Il beneficiario di amministrazione di sostegno.

Un discorso autonomo merita il beneficiario di amministrazione di sostegno, istituto che si distingue, rispetto all’interdizione e all’inabilitazione, per la sua intrinseca flessibilità e per la capacità di adattarsi alle esigenze concrete del soggetto protetto. L’amministrazione di sostegno, infatti, non determina uno status uniforme di incapacità, ma si configura come una misura “a contenuto variabile”, il cui perimetro è delineato in modo puntuale dal provvedimento giudiziale di nomina dell’amministratore.

Proprio tale carattere malleabile impone, ai fini della verifica della capacità di donare, un approccio casistico, fondato sull’analisi del decreto di nomina. Occorre, in particolare, verificare se e in quale misura il giudice tutelare abbia inciso sulla capacità del beneficiario di compiere atti di disposizione patrimoniale e, più specificamente, atti di liberalità.

In questa prospettiva, possono delinearsi diverse ipotesi. Qualora il provvedimento giudiziale contenga un rinvio espresso alla disciplina dell’interdizione o dell’inabilitazione, troveranno applicazione, nei limiti del rinvio, le relative norme in materia di incapacità di donare. Se, invece, il decreto regola espressamente la possibilità di compiere donazioni, prevedendo ad esempio la necessità dell’assistenza o dell’autorizzazione dell’amministratore di sostegno o del giudice tutelare, sarà tale disciplina speciale a governare la fattispecie.

Nel caso, infine, in cui il provvedimento non contenga alcuna limitazione o previsione specifica in ordine agli atti di liberalità, deve ritenersi che il beneficiario conservi, sul punto, la piena capacità di agire, ai sensi dell’articolo 409 del Codice civile, il quale sancisce che il beneficiario conserva la capacità di compiere tutti gli atti che non richiedono la rappresentanza esclusiva o l’assistenza necessaria dell’amministratore.
Ne deriva che, diversamente da quanto accade per gli altri incapaci, la possibilità per il beneficiario di amministrazione di sostegno di effettuare donazioni non può essere esclusa in via generale, ma deve essere accertata di volta in volta, alla luce del contenuto concreto del provvedimento giudiziale. Proprio per tale ragione, il controllo del Notaio assume, in questo ambito, una valenza ancora più pregnante, dovendo egli procedere a una attenta verifica del decreto di nomina e delle eventuali limitazioni ivi previste, al fine di garantire la validità dell’atto e la tutela del soggetto debole.

 

Il ruolo del Notaio.

Nel contesto delineato, il ruolo del Notaio assume un rilievo centrale. Egli è chiamato a svolgere un controllo non solo formale, ma anche sostanziale sulla validità dell’atto, verificando:

  • la capacità delle parti;
  • la sussistenza dei presupposti che giustificano l’eventuale deroga al divieto di donare;
  • la presenza delle necessarie autorizzazioni giudiziali;
  • la corretta configurazione della fattispecie negoziale.

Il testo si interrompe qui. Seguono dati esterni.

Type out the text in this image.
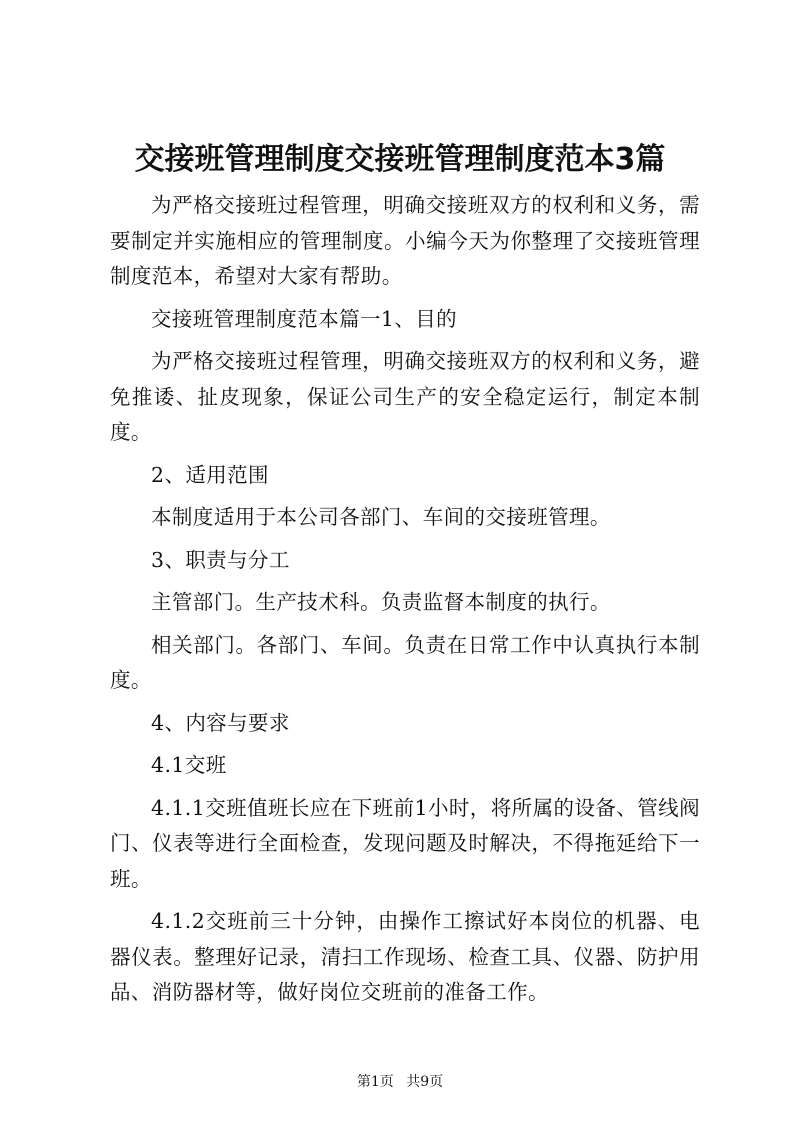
交接班管理制度交接班管理制度范本3篇

为严格交接班过程管理，明确交接班双方的权利和义务，需要制定并实施相应的管理制度。小编今天为你整理了交接班管理制度范本，希望对大家有帮助。

交接班管理制度范本篇一1、目的

为严格交接班过程管理，明确交接班双方的权利和义务，避免推诿、扯皮现象，保证公司生产的安全稳定运行，制定本制度。

2、适用范围

本制度适用于本公司各部门、车间的交接班管理。

3、职责与分工

主管部门。生产技术科。负责监督本制度的执行。

相关部门。各部门、车间。负责在日常工作中认真执行本制度。

4、内容与要求

4.1交班

4.1.1交班值班长应在下班前1小时，将所属的设备、管线阀门、仪表等进行全面检查，发现问题及时解决，不得拖延给下一班。

4.1.2交班前三十分钟，由操作工擦试好本岗位的机器、电器仪表。整理好记录，清扫工作现场、检查工具、仪器、防护用品、消防器材等，做好岗位交班前的准备工作。

第1页 共9页
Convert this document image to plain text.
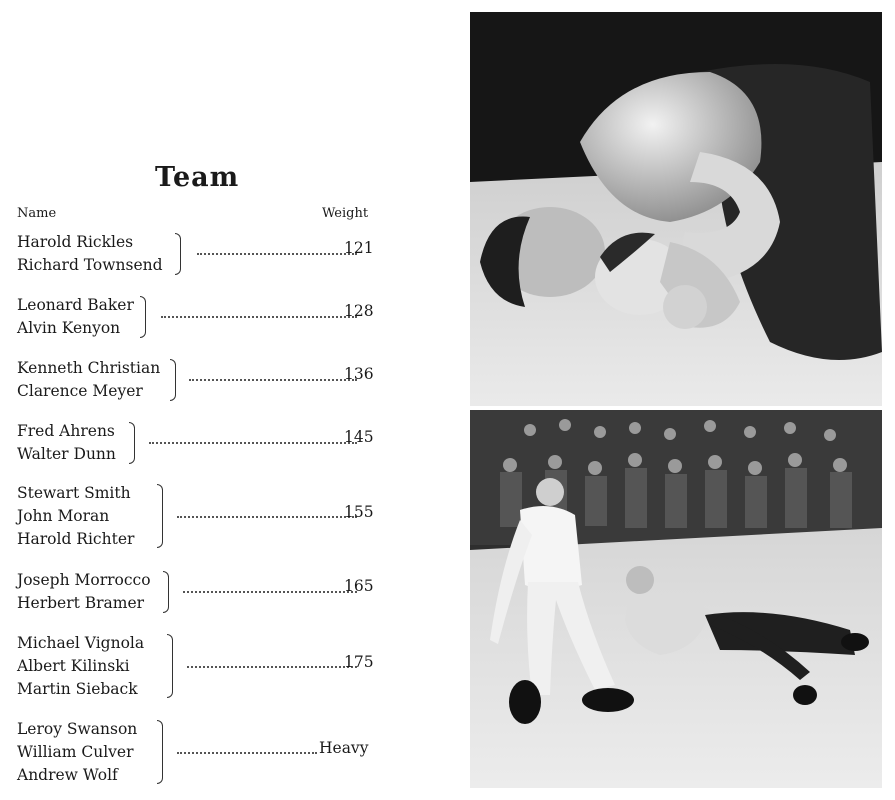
Team
Name	Weight
Harold Rickles
Richard Townsend
121
Leonard Baker
Alvin Kenyon
128
Kenneth Christian
Clarence Meyer
136
Fred Ahrens
Walter Dunn
145
Stewart Smith
John Moran
Harold Richter
155
Joseph Morrocco
Herbert Bramer
165
Michael Vignola
Albert Kilinski
Martin Sieback
175
Leroy Swanson
William Culver
Andrew Wolf
Heavy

Il Notaio, quale pubblico ufficiale e garante della legalità, è tenuto a rifiutare la stipula di atti che si pongano in contrasto con la disciplina imperativa in materia di capacità di donare, contribuendo così a prevenire contenziosi e a tutelare gli interessi delle parti e dei terzi.

 

Considerazioni conclusive.

La disciplina delle donazioni degli incapaci si caratterizza per un equilibrio tra rigore e apertura limitata a ipotesi eccezionali. Il principio generale sancito dall’articolo 774 del Codice civile costituisce il perno del sistema, mentre le deroghe previste dagli articoli 777 e 166 del Codice civile rappresentano eccezioni giustificate da specifiche esigenze familiari e sociali.

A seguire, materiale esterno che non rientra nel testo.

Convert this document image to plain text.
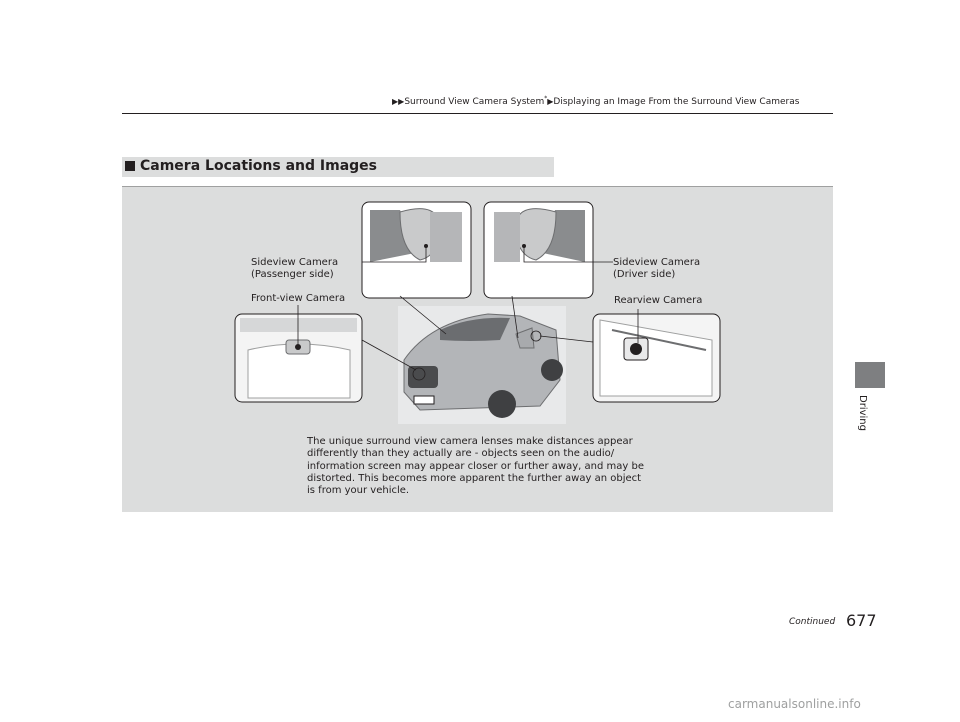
▶▶Surround View Camera System*▶Displaying an Image From the Surround View Cameras
Camera Locations and Images
Sideview Camera
(Passenger side)
Sideview Camera
(Driver side)
Front-view Camera	Rearview Camera
The unique surround view camera lenses make distances appear differently than they actually are - objects seen on the audio/ information screen may appear closer or further away, and may be distorted. This becomes more apparent the further away an object is from your vehicle.
Driving
Continued 677
carmanualsonline.info
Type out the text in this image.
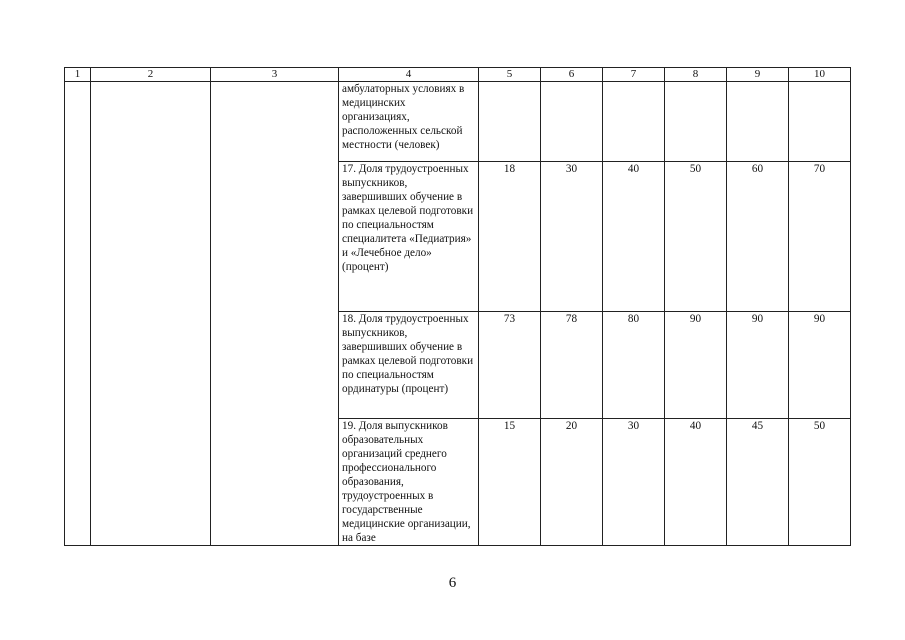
1	2	3	4	5	6	7	8	9	10
			амбулаторных условиях в медицинских организациях, расположенных сельской местности (человек)						
			17. Доля трудоустроенных выпускников, завершивших обучение в рамках целевой подготовки по специальностям специалитета «Педиатрия» и «Лечебное дело» (процент)	18	30	40	50	60	70
			18. Доля трудоустроенных выпускников, завершивших обучение в рамках целевой подготовки по специальностям ординатуры (процент)	73	78	80	90	90	90
			19. Доля выпускников образовательных организаций среднего профессионального образования, трудоустроенных в государственные медицинские организации, на базе	15	20	30	40	45	50
6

L’interprete è chiamato a muoversi con particolare cautela, evitando letture estensive delle norme derogatorie e valorizzando la funzione protettiva che permea l’intera materia. In tale quadro, il ruolo del Notaio si conferma essenziale quale garante della corretta applicazione della disciplina e della tutela dei soggetti incapaci.